Degree type
PhD
Closing date
27 March 2023
Campus
Hobart
Citizenship requirement
Domestic/International
About the research project
How might we image and imagine the posthuman on an island that sits on the 42nd southern parallel? Posthumanism at the edge of the world is a visual arts research area that seeks to expand knowledge of the posthuman through critical engagements with interdisciplinary creative speculations, experimental practice-led enquiries, and new discursivities of the more-than-human/human-to-come. This project explores practice-led and practice-based capacities to map and imagine new geographies, developing new possibilities that build on existing relations (e.g. with Antarctica and its Treaty System parties) and contributing to new constellations. Placing posthumanism within these new geographies, ecologies, and politics will demand the asking of essential questions relating to possibilities of place, of peoples, and practices.
We recognise lutruwita / Tasmania as a site of deep ecology and future possibilities and encourage any visual arts application that contributes to the advancement of new knowledge relevant to this region.
Topics may touch on one or more of the following potential avenues of research:
- New archipelagos of the 42nd southern parallel
- Redefining the ‘South’
- The more-than-human: interspeciesism and place
- Inter and intradisciplinary conditions of place in the imagined future
- The jurisprudence of the human-to-come: interdisciplinary art, law, and the posthuman
- Speculative aesthetics in extinction studies
- Hydrofeminism and solidarities of water
- Decolonising the machine: AI, data, and social justice
- Transfeminist approaches to bioethics
- Queering ecologies as sites of critical activism
- Interdisciplinary approaches to death studies
Primary Supervisor
Meet Dr Toby JuliffFunding
Applicants will be considered for a Research Training Program (RTP) scholarship or Tasmania Graduate Research Scholarship (TGRS) which, if successful, provides:
- a living allowance stipend of $31,500 per annum (2023 rate, indexed annually) for 3.5 years
- a relocation allowance of up to $2,000
- a tuition fees offset covering the cost of tuition fees for up to four years (domestic applicants only)
If successful, international applicants will receive a University of Tasmania Fees Offset for up to four years.
As part of the application process you may indicate if you do not wish to be considered for scholarship funding.
Eligibility
Applicants should review the Higher Degree by Research minimum entry requirements.
Selection Criteria
The project is competitively assessed and awarded.
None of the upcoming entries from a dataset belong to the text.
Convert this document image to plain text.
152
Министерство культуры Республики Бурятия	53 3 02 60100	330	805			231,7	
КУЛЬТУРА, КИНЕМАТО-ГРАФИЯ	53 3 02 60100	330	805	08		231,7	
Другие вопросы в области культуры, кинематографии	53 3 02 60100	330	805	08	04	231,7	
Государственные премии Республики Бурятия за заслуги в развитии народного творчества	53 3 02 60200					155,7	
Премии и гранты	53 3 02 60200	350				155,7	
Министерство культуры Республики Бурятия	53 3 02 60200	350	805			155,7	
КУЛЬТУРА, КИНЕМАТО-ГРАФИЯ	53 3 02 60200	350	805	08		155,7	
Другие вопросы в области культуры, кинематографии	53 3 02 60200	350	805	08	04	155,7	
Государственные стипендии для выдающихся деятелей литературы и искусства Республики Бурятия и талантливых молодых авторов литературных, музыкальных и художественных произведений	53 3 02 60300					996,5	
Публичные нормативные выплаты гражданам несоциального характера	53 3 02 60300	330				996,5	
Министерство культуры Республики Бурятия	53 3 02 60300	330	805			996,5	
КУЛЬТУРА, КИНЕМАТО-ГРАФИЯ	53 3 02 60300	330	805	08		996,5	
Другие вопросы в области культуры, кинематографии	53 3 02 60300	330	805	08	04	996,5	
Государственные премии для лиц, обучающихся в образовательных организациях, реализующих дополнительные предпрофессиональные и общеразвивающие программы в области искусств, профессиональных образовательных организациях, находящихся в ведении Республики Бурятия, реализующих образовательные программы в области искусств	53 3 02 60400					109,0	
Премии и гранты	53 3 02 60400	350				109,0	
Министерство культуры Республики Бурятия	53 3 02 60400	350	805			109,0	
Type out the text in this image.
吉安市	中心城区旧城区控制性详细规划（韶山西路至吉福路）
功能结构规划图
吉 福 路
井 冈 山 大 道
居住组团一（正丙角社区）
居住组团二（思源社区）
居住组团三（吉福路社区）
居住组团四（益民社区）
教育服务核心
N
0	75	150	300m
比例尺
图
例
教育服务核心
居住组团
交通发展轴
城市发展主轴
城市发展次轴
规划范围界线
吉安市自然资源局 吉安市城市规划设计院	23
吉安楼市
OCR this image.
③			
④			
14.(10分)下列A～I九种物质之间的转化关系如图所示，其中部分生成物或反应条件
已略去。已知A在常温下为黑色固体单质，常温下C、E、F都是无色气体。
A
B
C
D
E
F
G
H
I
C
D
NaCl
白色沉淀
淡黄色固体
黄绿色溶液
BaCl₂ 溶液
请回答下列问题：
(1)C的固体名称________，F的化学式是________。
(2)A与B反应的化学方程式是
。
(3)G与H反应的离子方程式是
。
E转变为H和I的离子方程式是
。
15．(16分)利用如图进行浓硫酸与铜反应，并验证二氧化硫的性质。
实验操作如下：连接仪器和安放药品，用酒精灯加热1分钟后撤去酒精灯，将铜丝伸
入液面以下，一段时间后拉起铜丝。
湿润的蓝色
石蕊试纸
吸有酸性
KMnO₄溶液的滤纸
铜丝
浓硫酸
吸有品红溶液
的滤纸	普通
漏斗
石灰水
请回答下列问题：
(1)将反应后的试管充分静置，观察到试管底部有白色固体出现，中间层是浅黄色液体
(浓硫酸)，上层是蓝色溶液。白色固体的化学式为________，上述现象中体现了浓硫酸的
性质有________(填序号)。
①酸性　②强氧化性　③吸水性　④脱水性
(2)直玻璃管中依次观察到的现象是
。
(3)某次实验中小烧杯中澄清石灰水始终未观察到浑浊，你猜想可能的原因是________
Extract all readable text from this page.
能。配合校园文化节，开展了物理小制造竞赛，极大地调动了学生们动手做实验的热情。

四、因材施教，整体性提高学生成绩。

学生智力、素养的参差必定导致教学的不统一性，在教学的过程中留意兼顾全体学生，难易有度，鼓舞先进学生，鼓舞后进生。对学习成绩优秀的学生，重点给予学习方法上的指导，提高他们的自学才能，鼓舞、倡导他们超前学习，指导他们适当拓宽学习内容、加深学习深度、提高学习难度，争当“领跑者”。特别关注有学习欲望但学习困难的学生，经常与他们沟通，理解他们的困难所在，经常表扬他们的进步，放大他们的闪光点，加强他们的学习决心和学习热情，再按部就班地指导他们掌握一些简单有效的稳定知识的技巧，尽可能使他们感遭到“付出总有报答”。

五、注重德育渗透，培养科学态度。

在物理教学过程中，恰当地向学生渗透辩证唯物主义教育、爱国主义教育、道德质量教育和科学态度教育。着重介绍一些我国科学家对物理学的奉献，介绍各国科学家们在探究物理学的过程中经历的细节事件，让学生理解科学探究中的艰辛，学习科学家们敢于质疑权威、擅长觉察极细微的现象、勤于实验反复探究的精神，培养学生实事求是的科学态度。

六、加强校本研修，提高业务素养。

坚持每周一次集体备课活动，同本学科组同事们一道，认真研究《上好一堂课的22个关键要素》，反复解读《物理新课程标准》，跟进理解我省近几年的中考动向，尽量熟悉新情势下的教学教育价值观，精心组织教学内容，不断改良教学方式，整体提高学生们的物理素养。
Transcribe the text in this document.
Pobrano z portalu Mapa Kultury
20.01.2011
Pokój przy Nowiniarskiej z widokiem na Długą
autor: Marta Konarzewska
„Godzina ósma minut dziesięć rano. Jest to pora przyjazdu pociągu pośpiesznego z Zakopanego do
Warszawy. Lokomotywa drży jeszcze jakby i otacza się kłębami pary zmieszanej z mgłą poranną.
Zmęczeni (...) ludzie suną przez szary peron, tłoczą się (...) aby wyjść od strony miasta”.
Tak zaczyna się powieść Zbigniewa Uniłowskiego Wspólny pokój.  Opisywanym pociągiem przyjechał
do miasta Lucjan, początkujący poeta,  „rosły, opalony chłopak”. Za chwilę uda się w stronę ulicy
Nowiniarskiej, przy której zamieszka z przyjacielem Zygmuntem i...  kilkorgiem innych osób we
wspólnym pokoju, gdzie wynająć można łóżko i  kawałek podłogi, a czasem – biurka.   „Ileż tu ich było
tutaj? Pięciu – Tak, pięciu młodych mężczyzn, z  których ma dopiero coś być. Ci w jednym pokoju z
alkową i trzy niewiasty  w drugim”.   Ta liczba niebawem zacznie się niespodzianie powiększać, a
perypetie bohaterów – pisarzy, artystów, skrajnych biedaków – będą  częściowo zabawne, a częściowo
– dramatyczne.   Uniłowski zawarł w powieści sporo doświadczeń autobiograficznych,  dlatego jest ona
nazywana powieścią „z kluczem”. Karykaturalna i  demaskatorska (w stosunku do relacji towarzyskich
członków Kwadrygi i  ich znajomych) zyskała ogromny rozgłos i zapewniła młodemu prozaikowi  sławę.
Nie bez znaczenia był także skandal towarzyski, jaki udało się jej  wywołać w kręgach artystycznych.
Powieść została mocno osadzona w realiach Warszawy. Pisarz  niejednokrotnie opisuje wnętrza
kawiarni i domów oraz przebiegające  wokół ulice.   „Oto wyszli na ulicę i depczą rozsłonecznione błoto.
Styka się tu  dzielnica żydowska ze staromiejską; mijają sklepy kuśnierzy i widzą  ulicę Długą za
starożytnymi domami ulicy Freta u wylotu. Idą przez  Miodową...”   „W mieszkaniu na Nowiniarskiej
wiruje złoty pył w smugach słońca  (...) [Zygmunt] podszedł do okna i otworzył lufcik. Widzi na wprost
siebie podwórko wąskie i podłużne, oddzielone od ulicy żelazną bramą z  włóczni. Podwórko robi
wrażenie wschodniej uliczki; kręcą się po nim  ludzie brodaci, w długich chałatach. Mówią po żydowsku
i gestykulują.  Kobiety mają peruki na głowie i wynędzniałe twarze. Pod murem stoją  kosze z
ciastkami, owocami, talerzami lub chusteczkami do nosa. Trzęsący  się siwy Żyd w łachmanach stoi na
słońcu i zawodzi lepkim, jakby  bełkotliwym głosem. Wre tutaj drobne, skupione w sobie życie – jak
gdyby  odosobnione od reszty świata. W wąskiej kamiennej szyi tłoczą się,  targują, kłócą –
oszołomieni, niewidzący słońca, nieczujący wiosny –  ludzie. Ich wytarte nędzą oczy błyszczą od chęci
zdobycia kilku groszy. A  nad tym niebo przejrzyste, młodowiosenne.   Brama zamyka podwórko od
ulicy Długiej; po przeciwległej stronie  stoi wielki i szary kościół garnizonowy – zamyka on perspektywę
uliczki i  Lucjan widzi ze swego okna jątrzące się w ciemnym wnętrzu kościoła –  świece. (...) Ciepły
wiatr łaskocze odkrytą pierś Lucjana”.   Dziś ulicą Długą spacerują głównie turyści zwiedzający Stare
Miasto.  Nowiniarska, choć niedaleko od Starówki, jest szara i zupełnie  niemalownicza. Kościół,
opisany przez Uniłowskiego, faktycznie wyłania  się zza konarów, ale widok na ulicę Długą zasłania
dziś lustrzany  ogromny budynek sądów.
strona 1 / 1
Selection is based on academic merit and suitability to the project as determined by the College.
Additional essential selection criteria specific to this project:
- A First-Class Honours degree in Fine Art or affiliated subject, with evidence of prior or upcoming publications (traditional and non-traditional)
Additional desirable selection criteria specific to this project:
- A Masters by Research in Fine Art or affiliated subject, evidence of prior publications (traditional and non-traditional)
Application process
There is a three-step application process:
- Select your project, and check you meet the eligibility and selection criteria;
- Contact the Primary Supervisor, Dr Toby Juliff to discuss your suitability and the project's requirements; and
- Submit an application by the closing date listed above.
- Copy and paste the title of the project from this advertisement into your application. If you don’t correctly do this your application may be rejected.
- As part of your application, you will be required to submit a covering letter, a CV including 2 x referees and your project research proposal.
Following the application closing date applications will be assessed within the College. Applicants should expect to receive notification of the outcome by email by the advertised outcome date.